First up is more on the Donald Trump flagpole story, but now the good news. Everything is settled, the new flagpole is installed, the flag is flying, and $125,000 is donated to charity. Now I call that a win-win.
Flag to fly again, on shorter pole, at Mar-a-Lago Club Wednesday
When the parties settled the lawsuit in April, the town agreed to waive $120,000 in fines, and Trump agreed to remove the 80-foot pole and erect a 70-foot replacement farther from the road. The agreed-upon site was 140 feet west and 60 feet south of the original location.
The new pole was installed a few weeks ago to give the lawn and plants time to grow in before season, Mar-a-Lago General Manager Bernd Lembcke said.
The American flag, still 15-by-25 feet, will be raised on the new pole Wednesday, when the club opens for the season, Lembcke said. …
…Also part of the settlement was Trump’s pledge to donate $100,000 to mutually agreeable charities relating to the armed forces or the American flag.
As it turns out, Trump donated an extra 25 percent.
Boy Scouts to the rescue again, only this time its old flags that need their expertise.
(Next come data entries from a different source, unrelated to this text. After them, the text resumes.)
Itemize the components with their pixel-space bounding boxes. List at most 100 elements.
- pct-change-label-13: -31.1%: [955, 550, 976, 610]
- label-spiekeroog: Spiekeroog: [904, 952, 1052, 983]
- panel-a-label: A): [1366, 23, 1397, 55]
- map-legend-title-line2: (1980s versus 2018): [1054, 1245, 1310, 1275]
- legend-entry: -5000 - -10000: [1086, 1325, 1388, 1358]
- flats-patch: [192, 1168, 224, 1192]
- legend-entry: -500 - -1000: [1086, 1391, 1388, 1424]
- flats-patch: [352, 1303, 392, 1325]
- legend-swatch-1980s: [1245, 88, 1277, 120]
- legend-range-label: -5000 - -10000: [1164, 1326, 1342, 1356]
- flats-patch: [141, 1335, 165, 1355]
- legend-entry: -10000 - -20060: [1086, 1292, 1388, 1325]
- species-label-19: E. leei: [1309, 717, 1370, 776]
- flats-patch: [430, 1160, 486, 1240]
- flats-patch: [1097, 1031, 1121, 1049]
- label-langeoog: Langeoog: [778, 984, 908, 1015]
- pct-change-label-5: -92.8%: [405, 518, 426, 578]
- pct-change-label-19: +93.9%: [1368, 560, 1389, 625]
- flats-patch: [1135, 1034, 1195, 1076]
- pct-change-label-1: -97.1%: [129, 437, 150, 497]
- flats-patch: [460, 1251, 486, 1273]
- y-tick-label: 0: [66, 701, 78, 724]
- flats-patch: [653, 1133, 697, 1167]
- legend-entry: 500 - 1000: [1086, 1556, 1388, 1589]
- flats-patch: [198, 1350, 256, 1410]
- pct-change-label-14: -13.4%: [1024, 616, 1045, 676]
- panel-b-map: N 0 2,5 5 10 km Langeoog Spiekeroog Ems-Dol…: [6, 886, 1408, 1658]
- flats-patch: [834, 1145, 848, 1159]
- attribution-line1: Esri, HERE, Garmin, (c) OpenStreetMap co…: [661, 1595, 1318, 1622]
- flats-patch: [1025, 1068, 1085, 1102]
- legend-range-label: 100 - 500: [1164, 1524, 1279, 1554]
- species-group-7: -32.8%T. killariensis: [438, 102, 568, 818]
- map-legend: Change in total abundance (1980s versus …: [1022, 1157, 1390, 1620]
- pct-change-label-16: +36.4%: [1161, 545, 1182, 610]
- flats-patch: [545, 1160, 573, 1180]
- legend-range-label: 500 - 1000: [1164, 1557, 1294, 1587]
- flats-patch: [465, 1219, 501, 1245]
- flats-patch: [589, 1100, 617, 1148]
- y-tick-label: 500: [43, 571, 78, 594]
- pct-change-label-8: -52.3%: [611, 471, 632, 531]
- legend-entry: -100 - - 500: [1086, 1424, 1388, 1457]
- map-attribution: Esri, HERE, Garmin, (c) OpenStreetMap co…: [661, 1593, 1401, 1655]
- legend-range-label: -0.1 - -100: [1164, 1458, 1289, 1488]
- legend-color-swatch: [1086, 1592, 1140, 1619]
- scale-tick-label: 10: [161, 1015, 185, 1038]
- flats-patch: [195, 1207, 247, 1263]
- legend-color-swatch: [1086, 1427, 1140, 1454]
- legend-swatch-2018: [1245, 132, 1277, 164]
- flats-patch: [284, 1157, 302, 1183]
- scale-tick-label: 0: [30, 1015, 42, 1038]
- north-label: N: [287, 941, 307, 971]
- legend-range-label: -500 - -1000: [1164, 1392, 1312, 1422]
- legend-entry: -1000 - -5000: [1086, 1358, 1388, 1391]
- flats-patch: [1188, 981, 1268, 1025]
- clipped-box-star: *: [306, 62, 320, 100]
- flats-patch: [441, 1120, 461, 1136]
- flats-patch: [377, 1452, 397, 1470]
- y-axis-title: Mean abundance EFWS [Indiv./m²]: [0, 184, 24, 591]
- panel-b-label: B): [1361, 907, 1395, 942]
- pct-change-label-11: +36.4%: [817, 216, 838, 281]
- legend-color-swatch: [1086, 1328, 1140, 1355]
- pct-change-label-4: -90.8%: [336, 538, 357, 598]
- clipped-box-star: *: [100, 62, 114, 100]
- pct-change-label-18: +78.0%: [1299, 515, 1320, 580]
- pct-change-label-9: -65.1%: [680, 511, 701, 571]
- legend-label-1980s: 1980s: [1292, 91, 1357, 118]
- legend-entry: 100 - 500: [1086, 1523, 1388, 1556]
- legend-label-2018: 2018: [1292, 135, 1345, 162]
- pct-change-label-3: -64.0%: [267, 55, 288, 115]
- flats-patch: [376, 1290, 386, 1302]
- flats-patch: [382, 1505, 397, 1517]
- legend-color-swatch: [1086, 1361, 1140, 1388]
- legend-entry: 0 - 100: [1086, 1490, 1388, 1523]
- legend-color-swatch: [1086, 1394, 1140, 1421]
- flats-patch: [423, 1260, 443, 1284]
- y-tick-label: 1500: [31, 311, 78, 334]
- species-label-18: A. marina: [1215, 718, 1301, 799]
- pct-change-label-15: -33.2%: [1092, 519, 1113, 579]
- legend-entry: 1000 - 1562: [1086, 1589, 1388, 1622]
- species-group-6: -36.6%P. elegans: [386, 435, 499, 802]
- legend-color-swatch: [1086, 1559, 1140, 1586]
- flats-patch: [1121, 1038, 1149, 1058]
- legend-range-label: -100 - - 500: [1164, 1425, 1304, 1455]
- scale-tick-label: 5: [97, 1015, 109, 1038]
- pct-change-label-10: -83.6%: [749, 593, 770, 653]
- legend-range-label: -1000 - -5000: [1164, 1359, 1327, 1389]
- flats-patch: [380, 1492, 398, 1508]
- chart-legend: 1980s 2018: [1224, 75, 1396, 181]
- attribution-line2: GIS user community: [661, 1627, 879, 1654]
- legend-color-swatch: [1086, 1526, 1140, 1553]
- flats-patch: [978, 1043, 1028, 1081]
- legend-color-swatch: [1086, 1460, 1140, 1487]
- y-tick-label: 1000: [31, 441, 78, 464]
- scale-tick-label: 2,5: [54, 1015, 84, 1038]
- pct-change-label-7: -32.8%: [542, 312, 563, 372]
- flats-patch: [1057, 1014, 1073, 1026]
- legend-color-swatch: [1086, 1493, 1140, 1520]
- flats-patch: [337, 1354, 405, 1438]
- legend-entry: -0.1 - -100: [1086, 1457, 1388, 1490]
Replacing old flags and giving them a respectful retirement is just another day’s work in the life of a Scout Troop.
Tattered glory: Unserviceable flags removed – Pittsburgh Tribune-Review
Judge Michael McCarthy, a decorated Vietnam War veteran, helped Cornell Turner of Whitehall, and Mark Dissen, 17, of Franklin Park and Scout Troop 171 remove the flags.
Dissen will help Judges McCarthy and Joseph James conduct a proper ceremony, disposal and an inventory of flags in other court facilities and will make recommendations about replacements.
Dissen and his troop also will work with the court on a manual for inspection and removal.
Stars and Stripes beer contained the image of the American flag and its brewers were successfully prosecuted under the State Flag Desecration Laws. Boy, how times have changed.
Omaha.com Metro/Region Section
One hundred years ago, a beer bottle from Nebraska came under scrutiny of the U.S. Supreme Court.
Ever since, the history of flag protection in America cannot fully be recounted without mention of an Omaha bottling company.
“Halter and Hayward lose their case,” shouted the headline in the March 5, 1907, issue of The Omaha World-Herald.
Nicholas Halter and Henry Hayward had printed their beer bottles with a representation of the U.S. flag. They were convicted of violating a 1903 Nebraska law prohibiting use of the flag in advertising.
Violation was a misdemeanor. Halter and Hayward were fined $50 each.